The girl's mother was also injured trying to protect her daughter.
"I understand she wasn't as badly injured as her little girl," Ms Turner told Radio New Zealand The owners had been cooperating with police and the council, while the dogs were in council custody and were likely to be destroyed.
Dangerous dogs had been an issue for the council, Mrs Turner said.
"There's a reasonable number of dangerous dogs and breeds that are not very good with people."
Mr Greenbaum, who recently moved to New Zealand from England, said the girl's injuries were extensive.

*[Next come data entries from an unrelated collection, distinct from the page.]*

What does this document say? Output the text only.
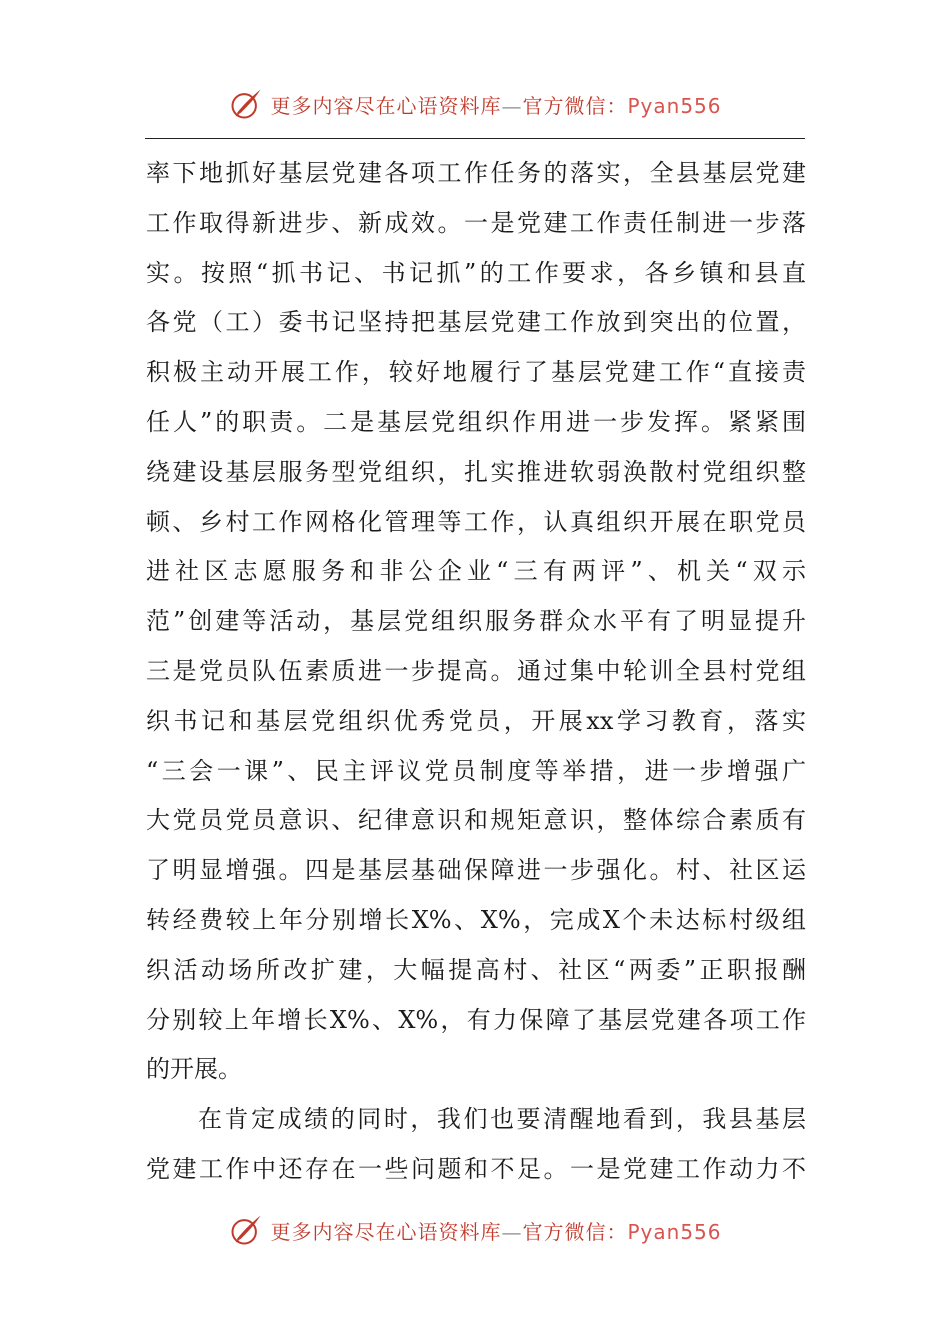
更多内容尽在心语资料库—官方微信：Pyan556
率下地抓好基层党建各项工作任务的落实，全县基层党建
工作取得新进步、新成效。一是党建工作责任制进一步落
实。按照“抓书记、书记抓”的工作要求，各乡镇和县直
各党（工）委书记坚持把基层党建工作放到突出的位置，
积极主动开展工作，较好地履行了基层党建工作“直接责
任人”的职责。二是基层党组织作用进一步发挥。紧紧围
绕建设基层服务型党组织，扎实推进软弱涣散村党组织整
顿、乡村工作网格化管理等工作，认真组织开展在职党员
进社区志愿服务和非公企业“三有两评”、机关“双示
范”创建等活动，基层党组织服务群众水平有了明显提升
三是党员队伍素质进一步提高。通过集中轮训全县村党组
织书记和基层党组织优秀党员，开展xx学习教育，落实
“三会一课”、民主评议党员制度等举措，进一步增强广
大党员党员意识、纪律意识和规矩意识，整体综合素质有
了明显增强。四是基层基础保障进一步强化。村、社区运
转经费较上年分别增长X%、X%，完成X个未达标村级组
织活动场所改扩建，大幅提高村、社区“两委”正职报酬
分别较上年增长X%、X%，有力保障了基层党建各项工作
的开展。
在肯定成绩的同时，我们也要清醒地看到，我县基层
党建工作中还存在一些问题和不足。一是党建工作动力不
更多内容尽在心语资料库—官方微信：Pyan556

"They were potentially life-threatening."
He said that he had seen many dog bite injuries in the UK.
"Banning the dogs in the UK doesn't seem to have changed them.
"People simply interbreed them and use them as weapons to intimidate people."
The dogs are due to be destroyed today.
The girl was the second person to be the victim of a dog attack this week.
Former All White and current Wellington provincial soccer coach Stu Jacobs was attacked by an unrestrained bullmastiff on Thursday.
Jacobs had been holding a coaching clinic for young children at Wellington's Rongotai College when he saw the dog attack what appeared to be a labrador being walked on a leash.
He said he noticed the owner of the labrador was struggling with the situation so he went over and helped try to separate the animals.
Jacobs was bitten on the ankle, forearm and thumb and required 34 stitches.